According to their blog, Symantec found the license on some Russian software:
The terms of this licensing agreement place the following restrictions on the client (the buyer). (The below is not a word-for-word translation.)
2. The Client:
1. Does not have the right to distribute the product in any business or commercial purposes not connected with this sale.
2. May not disassemble / study the binary code of the bot builder.
3. Has no right to use the control panel as a means to control other bot nets or use it for any other purpose.
4. Does not have the right to deliberately send any portion of the product to anti-virus companies and other such institutions.
5. Commits to give the seller a fee for any update to the product that is not connected with errors in the work, as well as for adding additional functionality.
Looks pretty normal, apart from the subject matter, doesn’t it?

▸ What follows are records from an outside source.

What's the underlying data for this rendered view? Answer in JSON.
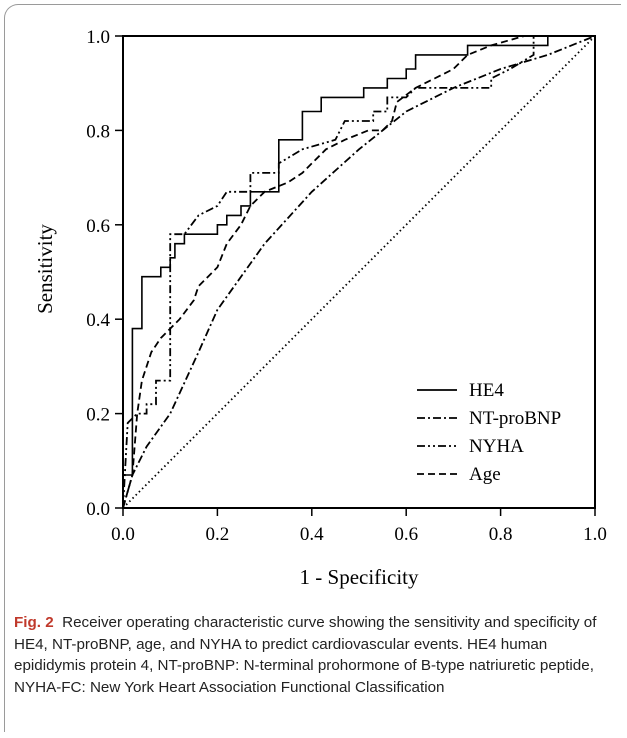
{
  "chart_data": {
    "type": "line",
    "title": "",
    "xlabel": "1 - Specificity",
    "ylabel": "Sensitivity",
    "xlim": [
      0.0,
      1.0
    ],
    "ylim": [
      0.0,
      1.0
    ],
    "x_ticks": [
      "0.0",
      "0.2",
      "0.4",
      "0.6",
      "0.8",
      "1.0"
    ],
    "y_ticks": [
      "0.0",
      "0.2",
      "0.4",
      "0.6",
      "0.8",
      "1.0"
    ],
    "grid": false,
    "legend_position": "bottom-right",
    "series": [
      {
        "name": "HE4",
        "style": "solid",
        "points": [
          [
            0,
            0
          ],
          [
            0,
            0.07
          ],
          [
            0.02,
            0.07
          ],
          [
            0.02,
            0.38
          ],
          [
            0.04,
            0.38
          ],
          [
            0.04,
            0.49
          ],
          [
            0.08,
            0.49
          ],
          [
            0.08,
            0.51
          ],
          [
            0.1,
            0.51
          ],
          [
            0.1,
            0.53
          ],
          [
            0.11,
            0.53
          ],
          [
            0.11,
            0.56
          ],
          [
            0.13,
            0.56
          ],
          [
            0.13,
            0.58
          ],
          [
            0.2,
            0.58
          ],
          [
            0.2,
            0.6
          ],
          [
            0.22,
            0.6
          ],
          [
            0.22,
            0.62
          ],
          [
            0.25,
            0.62
          ],
          [
            0.25,
            0.64
          ],
          [
            0.27,
            0.64
          ],
          [
            0.27,
            0.67
          ],
          [
            0.33,
            0.67
          ],
          [
            0.33,
            0.73
          ],
          [
            0.33,
            0.78
          ],
          [
            0.38,
            0.78
          ],
          [
            0.38,
            0.84
          ],
          [
            0.42,
            0.84
          ],
          [
            0.42,
            0.87
          ],
          [
            0.51,
            0.87
          ],
          [
            0.51,
            0.89
          ],
          [
            0.56,
            0.89
          ],
          [
            0.56,
            0.91
          ],
          [
            0.6,
            0.91
          ],
          [
            0.6,
            0.93
          ],
          [
            0.62,
            0.93
          ],
          [
            0.62,
            0.96
          ],
          [
            0.73,
            0.96
          ],
          [
            0.73,
            0.98
          ],
          [
            0.9,
            0.98
          ],
          [
            0.9,
            1.0
          ],
          [
            1.0,
            1.0
          ]
        ]
      },
      {
        "name": "NT-proBNP",
        "style": "dash-dot",
        "points": [
          [
            0,
            0
          ],
          [
            0.02,
            0.07
          ],
          [
            0.05,
            0.13
          ],
          [
            0.1,
            0.2
          ],
          [
            0.16,
            0.33
          ],
          [
            0.2,
            0.42
          ],
          [
            0.3,
            0.56
          ],
          [
            0.4,
            0.67
          ],
          [
            0.5,
            0.76
          ],
          [
            0.6,
            0.84
          ],
          [
            0.7,
            0.89
          ],
          [
            0.8,
            0.93
          ],
          [
            0.9,
            0.96
          ],
          [
            1.0,
            1.0
          ]
        ]
      },
      {
        "name": "NYHA",
        "style": "dash-dot-dot",
        "points": [
          [
            0,
            0
          ],
          [
            0.01,
            0.18
          ],
          [
            0.03,
            0.2
          ],
          [
            0.05,
            0.2
          ],
          [
            0.05,
            0.22
          ],
          [
            0.07,
            0.22
          ],
          [
            0.07,
            0.27
          ],
          [
            0.1,
            0.27
          ],
          [
            0.1,
            0.58
          ],
          [
            0.13,
            0.58
          ],
          [
            0.16,
            0.62
          ],
          [
            0.2,
            0.64
          ],
          [
            0.22,
            0.67
          ],
          [
            0.27,
            0.67
          ],
          [
            0.27,
            0.71
          ],
          [
            0.33,
            0.71
          ],
          [
            0.33,
            0.73
          ],
          [
            0.38,
            0.76
          ],
          [
            0.45,
            0.78
          ],
          [
            0.47,
            0.82
          ],
          [
            0.53,
            0.82
          ],
          [
            0.53,
            0.84
          ],
          [
            0.56,
            0.84
          ],
          [
            0.56,
            0.87
          ],
          [
            0.6,
            0.87
          ],
          [
            0.62,
            0.89
          ],
          [
            0.7,
            0.89
          ],
          [
            0.78,
            0.89
          ],
          [
            0.78,
            0.91
          ],
          [
            0.82,
            0.93
          ],
          [
            0.87,
            0.96
          ],
          [
            0.87,
            1.0
          ],
          [
            1.0,
            1.0
          ]
        ]
      },
      {
        "name": "Age",
        "style": "dashed",
        "points": [
          [
            0,
            0
          ],
          [
            0.02,
            0.07
          ],
          [
            0.03,
            0.2
          ],
          [
            0.04,
            0.27
          ],
          [
            0.06,
            0.33
          ],
          [
            0.08,
            0.36
          ],
          [
            0.1,
            0.38
          ],
          [
            0.12,
            0.4
          ],
          [
            0.15,
            0.44
          ],
          [
            0.16,
            0.47
          ],
          [
            0.18,
            0.49
          ],
          [
            0.2,
            0.51
          ],
          [
            0.22,
            0.56
          ],
          [
            0.25,
            0.6
          ],
          [
            0.27,
            0.64
          ],
          [
            0.3,
            0.67
          ],
          [
            0.35,
            0.69
          ],
          [
            0.38,
            0.71
          ],
          [
            0.4,
            0.73
          ],
          [
            0.43,
            0.76
          ],
          [
            0.47,
            0.78
          ],
          [
            0.52,
            0.8
          ],
          [
            0.55,
            0.8
          ],
          [
            0.57,
            0.82
          ],
          [
            0.58,
            0.86
          ],
          [
            0.62,
            0.89
          ],
          [
            0.66,
            0.91
          ],
          [
            0.7,
            0.93
          ],
          [
            0.73,
            0.96
          ],
          [
            0.78,
            0.98
          ],
          [
            0.85,
            1.0
          ],
          [
            1.0,
            1.0
          ]
        ]
      },
      {
        "name": "",
        "style": "dotted",
        "points": [
          [
            0,
            0
          ],
          [
            1.0,
            1.0
          ]
        ]
      }
    ]
  },
  "caption": {
    "label": "Fig. 2",
    "text": "Receiver operating characteristic curve showing the sensitivity and specificity of HE4, NT-proBNP, age, and NYHA to predict cardiovascular events. HE4 human epididymis protein 4, NT-proBNP: N-terminal prohormone of B-type natriuretic peptide, NYHA-FC: New York Heart Association Functional Classification"
  }
}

Now, bizarrely, comes the “threat”:
To give anti virus companies the binary code, if they breach the license
As a lame threat, this one was lamer than most. Symantec says the thing was being traded happily online after it was released.
To clarify this position-
1. You’re the person who wrote this nasty code,
2. You know who you sold it to,
3. You have the technical ability to find out to whom it was on-sold.
4. You go to the trouble of putting a license and related threat on your code.
…And nobody gives a damn.
This is pretty strange, because most real hackers aren’t toothless. They’re capable of doing serious damage. Yet whoever this was knew where to sell their stuff, which means knowing the market pretty well, because these are not terribly social people, and don't advertise. Whoever made the bot builder just wasn't taken seriously.
The code, of course, by now will have been sprayed all over the net, analyzed, copied, reworked, improved, and maybe put in a museum somewhere. From hacker to charity isn’t a big step, apparently.
According to the Sydney Morning Herald, Symantec are pretty amused.
"We know they can't actually enforce it, and they probably wouldn't try," Ramzan said. "What's funny is they put more effort into their EULA (end-user licence agreement) than traditional software companies might."
Suggestion: Look for a very upset, out of pocket, Russian IT guy who works for a law firm.